No es La tragedia di un uomo ridicolo un film vago y turbio, como los de Francesco Rosi, que toman por objeto el complejo entramado de la realidad y la apariencia. Pero Bertolucci no queda satisfecho con el diagnóstico primario, no le basta con reproducir, duplicar o ratificar la confusión. Trata de ver, de desnudar, de conectar los hilos y comprender a los personajes. De pronto observamos que los actores han dejado de ser emblemas (Brando, Schneider, Léaud, Hayden, Lancaster, De Niro, Dépardieu, Sanda, Sandrelli, Sutherland, Betty, Clayburgh) y vuelven a interpretar (Tognazzi) o a ser personas (Laura Morante, Víctor Cavallo). Esto lleva consigo un paso trascendental del cine como «envoltorio» de una puesta en escena (teatral, operística) preestablecida y sin sorpresas al cine como escritura. Frente a la mitificación (estatua, monumento o pasquín) o la banalización melodramática (fotonovela), es decir, dos formas de simplismo, la precisión y la complejidad, que exige una investigación de la realidad. Frente a la amplificación del fresco mural y la exageración histérica, la atención simultánea al detalle y al conjunto; frente a las evoluciones altivas, gratuitas, ostentosas de una cámara que trata de «inflar» la historia, una grúa exacta, que busca, señala, otea, sugiere, muestra, enlaza y analiza las relaciones entre los personajes, sin comentarlas, sin dar un veredicto, sin pronunciar una palabra.

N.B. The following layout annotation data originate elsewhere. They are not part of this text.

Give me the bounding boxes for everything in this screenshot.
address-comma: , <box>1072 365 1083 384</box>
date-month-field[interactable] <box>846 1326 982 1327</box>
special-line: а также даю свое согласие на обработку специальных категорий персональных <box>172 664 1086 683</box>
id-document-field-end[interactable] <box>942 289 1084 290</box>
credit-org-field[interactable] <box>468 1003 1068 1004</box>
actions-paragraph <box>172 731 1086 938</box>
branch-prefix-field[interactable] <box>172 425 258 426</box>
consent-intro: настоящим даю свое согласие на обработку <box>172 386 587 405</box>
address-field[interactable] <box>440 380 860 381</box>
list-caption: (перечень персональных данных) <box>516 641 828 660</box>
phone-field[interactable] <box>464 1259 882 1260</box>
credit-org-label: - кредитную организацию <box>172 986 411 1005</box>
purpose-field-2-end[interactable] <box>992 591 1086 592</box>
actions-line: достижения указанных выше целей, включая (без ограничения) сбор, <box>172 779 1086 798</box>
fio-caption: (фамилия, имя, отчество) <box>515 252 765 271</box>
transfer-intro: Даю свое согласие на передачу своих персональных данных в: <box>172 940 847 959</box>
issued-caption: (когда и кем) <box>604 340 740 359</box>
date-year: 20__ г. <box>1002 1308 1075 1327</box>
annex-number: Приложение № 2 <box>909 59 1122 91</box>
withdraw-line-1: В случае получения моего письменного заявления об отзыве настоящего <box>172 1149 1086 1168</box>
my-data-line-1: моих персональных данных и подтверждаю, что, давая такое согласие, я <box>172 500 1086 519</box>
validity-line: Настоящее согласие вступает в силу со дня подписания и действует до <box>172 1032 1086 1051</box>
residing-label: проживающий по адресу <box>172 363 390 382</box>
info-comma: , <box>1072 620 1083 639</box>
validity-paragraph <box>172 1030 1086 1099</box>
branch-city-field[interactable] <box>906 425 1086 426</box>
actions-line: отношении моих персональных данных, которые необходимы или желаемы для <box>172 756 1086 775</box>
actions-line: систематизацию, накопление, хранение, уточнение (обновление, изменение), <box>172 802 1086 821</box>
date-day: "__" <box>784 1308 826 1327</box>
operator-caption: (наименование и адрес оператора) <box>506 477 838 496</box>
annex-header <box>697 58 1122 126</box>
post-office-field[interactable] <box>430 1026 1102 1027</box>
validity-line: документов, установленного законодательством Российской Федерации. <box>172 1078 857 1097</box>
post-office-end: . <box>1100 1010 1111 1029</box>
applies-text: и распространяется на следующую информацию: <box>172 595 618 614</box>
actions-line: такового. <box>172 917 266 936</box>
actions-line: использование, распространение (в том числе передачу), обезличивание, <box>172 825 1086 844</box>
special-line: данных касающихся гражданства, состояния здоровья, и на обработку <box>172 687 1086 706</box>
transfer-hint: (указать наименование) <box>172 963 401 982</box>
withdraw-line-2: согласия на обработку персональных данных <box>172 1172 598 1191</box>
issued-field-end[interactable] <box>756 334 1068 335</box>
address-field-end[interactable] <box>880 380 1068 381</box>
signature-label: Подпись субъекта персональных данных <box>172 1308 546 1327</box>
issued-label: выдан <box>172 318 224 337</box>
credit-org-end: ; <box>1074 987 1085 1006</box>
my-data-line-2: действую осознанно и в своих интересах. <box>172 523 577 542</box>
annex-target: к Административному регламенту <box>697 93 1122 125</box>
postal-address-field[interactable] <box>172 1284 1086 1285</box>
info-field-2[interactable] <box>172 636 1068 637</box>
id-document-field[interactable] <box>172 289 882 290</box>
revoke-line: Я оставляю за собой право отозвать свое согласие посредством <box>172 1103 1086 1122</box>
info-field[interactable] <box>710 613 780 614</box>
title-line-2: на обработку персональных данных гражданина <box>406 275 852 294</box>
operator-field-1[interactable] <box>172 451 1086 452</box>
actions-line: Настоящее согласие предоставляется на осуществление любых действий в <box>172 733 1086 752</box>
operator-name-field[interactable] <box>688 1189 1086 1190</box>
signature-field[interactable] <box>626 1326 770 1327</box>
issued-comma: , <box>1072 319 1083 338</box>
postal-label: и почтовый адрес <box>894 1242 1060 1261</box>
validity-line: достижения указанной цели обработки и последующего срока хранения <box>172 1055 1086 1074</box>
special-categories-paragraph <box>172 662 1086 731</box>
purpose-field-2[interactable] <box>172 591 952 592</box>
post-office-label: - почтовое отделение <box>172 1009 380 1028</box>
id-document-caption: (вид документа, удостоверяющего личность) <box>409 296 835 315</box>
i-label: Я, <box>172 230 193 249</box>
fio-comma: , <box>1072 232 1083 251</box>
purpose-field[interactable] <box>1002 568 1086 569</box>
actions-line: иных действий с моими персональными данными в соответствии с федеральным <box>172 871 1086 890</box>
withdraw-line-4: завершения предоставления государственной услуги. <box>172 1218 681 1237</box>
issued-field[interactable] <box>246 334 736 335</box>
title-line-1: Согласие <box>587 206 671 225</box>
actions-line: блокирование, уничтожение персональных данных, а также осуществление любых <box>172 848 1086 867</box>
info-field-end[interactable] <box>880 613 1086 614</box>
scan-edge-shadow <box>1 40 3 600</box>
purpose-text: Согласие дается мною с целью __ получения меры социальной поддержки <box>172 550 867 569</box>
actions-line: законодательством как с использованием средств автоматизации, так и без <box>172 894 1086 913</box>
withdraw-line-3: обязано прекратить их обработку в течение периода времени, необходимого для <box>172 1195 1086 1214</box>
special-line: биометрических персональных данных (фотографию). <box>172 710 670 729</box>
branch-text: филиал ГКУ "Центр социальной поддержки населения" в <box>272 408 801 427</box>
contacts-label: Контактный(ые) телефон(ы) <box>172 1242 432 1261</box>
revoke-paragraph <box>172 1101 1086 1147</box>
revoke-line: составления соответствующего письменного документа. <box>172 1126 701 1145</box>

En el fondo, de las «bajas» de mayo del 68, tuvo más suerte el que estuvo más cerca de la muerte: Godard sólo tuvo que sanar de sus heridas y recobrar a solas su energía; Bertolucci, en cambio, tuvo que recuperarse también del efecto debilitador de los antibióticos y sedantes que le recetaron, y escapar de sus admiradores, que, por animarle demasiado, prolongaron su convalecencia.
Publicado en el nº 14 de Casablanca (febrero de 1982).